The Film and Publication Board (FPB) of South Africa has released draft guidelines on classifying films, games, and certain publications for public comment, which could see any videos posted online subjected to the same scrutiny as movies and TV shows.
According to law firm Webber Wentzel, the changes could have far-reaching consequences beyond existing and proposed legislation to regulate online harms.
“Adults and children are accessing vast amounts of data, often from unreliable, and in some cases harmful, sources,” the firm noted.
“Lawmakers from all around the world have been steadily introducing legislation to safeguard the public from these dangers.”
The EU’s proposed Digital Services Act and the UK’s proposed Online Safety Bill are two examples of laws aimed at regulating online harms.
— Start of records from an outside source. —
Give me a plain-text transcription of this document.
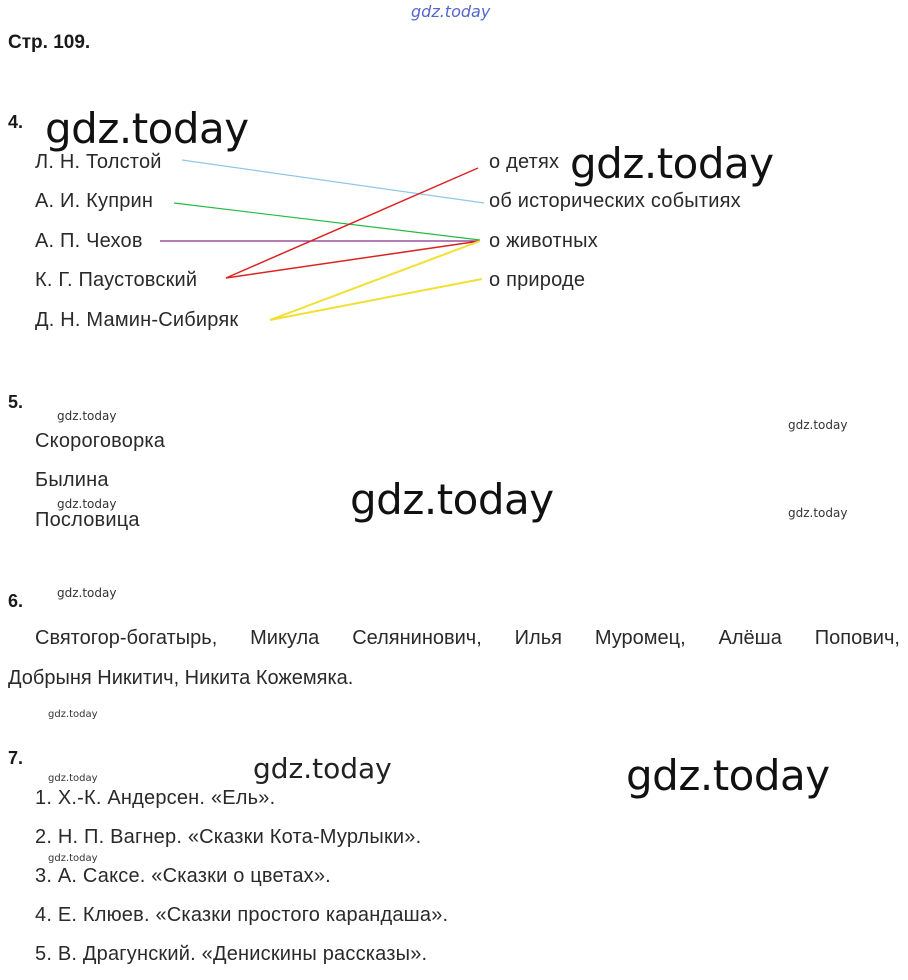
gdz.today
Стр. 109.
4. gdz.today
Л. Н. Толстой
А. И. Куприн
А. П. Чехов
К. Г. Паустовский
Д. Н. Мамин-Сибиряк
о детях
об исторических событиях
о животных
о природе
gdz.today
5.
gdz.today
gdz.today
Скороговорка
Былина
gdz.today
Пословица	gdz.today	gdz.today
6.	gdz.today
Святогор-богатырь, Микула Селянинович, Илья Муромец, Алёша Попович,
Добрыня Никитич, Никита Кожемяка.
gdz.today
7.	gdz.today	gdz.today
gdz.today
1. Х.-К. Андерсен. «Ель».
2. Н. П. Вагнер. «Сказки Кота-Мурлыки».
gdz.today
3. А. Саксе. «Сказки о цветах».
4. Е. Клюев. «Сказки простого карандаша».
5. В. Драгунский. «Денискины рассказы».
The Protection of Personal Information Act and parts of the Cybercrimes Act have recently been passed in South Africa.
The latter makes it illegal to intentionally and unlawfully disclose harmful data messages, such as intimate images of another person, without their consent.
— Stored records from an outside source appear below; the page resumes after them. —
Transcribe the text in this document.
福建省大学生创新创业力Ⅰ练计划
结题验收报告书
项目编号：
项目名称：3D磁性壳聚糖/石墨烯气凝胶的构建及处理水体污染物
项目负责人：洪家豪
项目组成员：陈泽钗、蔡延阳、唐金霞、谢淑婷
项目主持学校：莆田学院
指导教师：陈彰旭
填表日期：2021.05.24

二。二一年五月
The current draft guidelines propose modifying key term definitions to correspond with those in the Criminal Law (Sexual Offences and Related Matters) Amendment Act and the Films and Publications Amendment Act.
Furthermore, the FPB proposes that distributors of a film, game, publication or online content specifically include people who stream content via the Internet, social media, or other electronic media.
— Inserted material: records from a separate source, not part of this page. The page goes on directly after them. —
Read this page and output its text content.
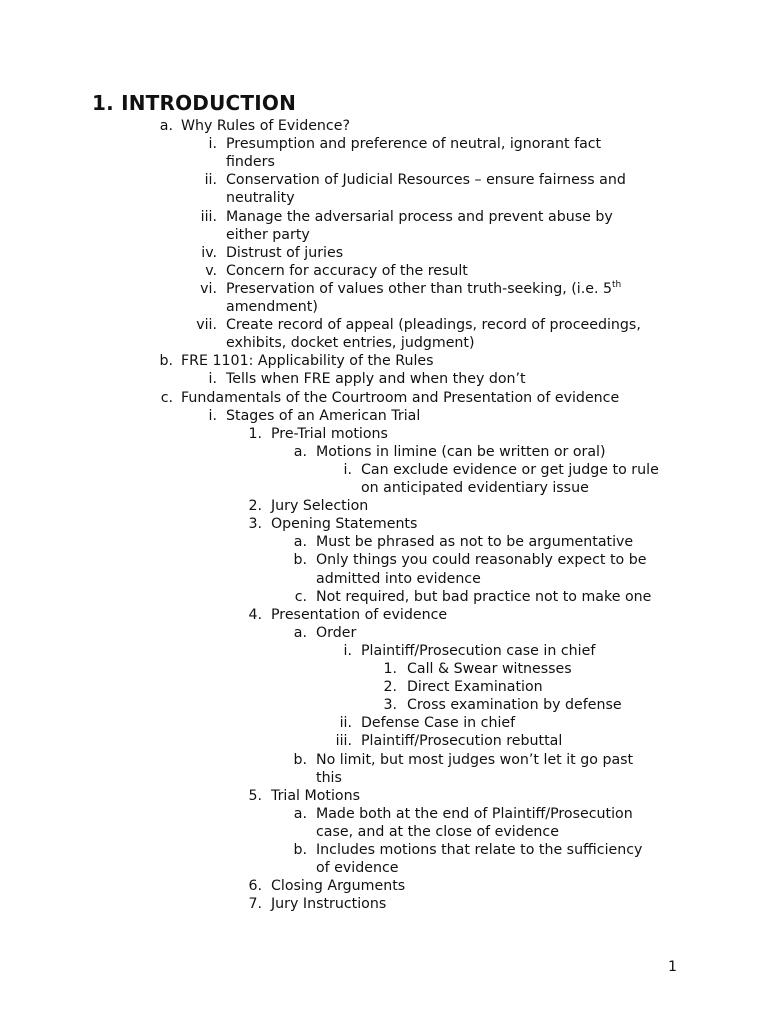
1. INTRODUCTION
a. Why Rules of Evidence?
i. Presumption and preference of neutral, ignorant fact
finders
ii. Conservation of Judicial Resources – ensure fairness and
neutrality
iii. Manage the adversarial process and prevent abuse by
either party
iv. Distrust of juries
v. Concern for accuracy of the result
vi. Preservation of values other than truth-seeking, (i.e. 5th
amendment)
vii. Create record of appeal (pleadings, record of proceedings,
exhibits, docket entries, judgment)
b. FRE 1101: Applicability of the Rules
i. Tells when FRE apply and when they don’t
c. Fundamentals of the Courtroom and Presentation of evidence
i. Stages of an American Trial
1. Pre-Trial motions
a. Motions in limine (can be written or oral)
i. Can exclude evidence or get judge to rule
on anticipated evidentiary issue
2. Jury Selection
3. Opening Statements
a. Must be phrased as not to be argumentative
b. Only things you could reasonably expect to be
admitted into evidence
c. Not required, but bad practice not to make one
4. Presentation of evidence
a. Order
i. Plaintiff/Prosecution case in chief
1. Call & Swear witnesses
2. Direct Examination
3. Cross examination by defense
ii. Defense Case in chief
iii. Plaintiff/Prosecution rebuttal
b. No limit, but most judges won’t let it go past
this
5. Trial Motions
a. Made both at the end of Plaintiff/Prosecution
case, and at the close of evidence
b. Includes motions that relate to the sufficiency
of evidence
6. Closing Arguments
7. Jury Instructions
1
“This appears to cover a person publishing a personal video on social media for non-commercial purposes,” Webber Wentzel explained.
That means a social media user would have to submit their work for classification, which would involve the addition of an age restriction to guide viewers on the nature of the content and if it is safe for children to consume.
The guidelines also recommend more stringent content classification criteria.
South Africans have 30 days from the date of publication of the guidelines, which is February 4, 2022, to submit comments on the changes.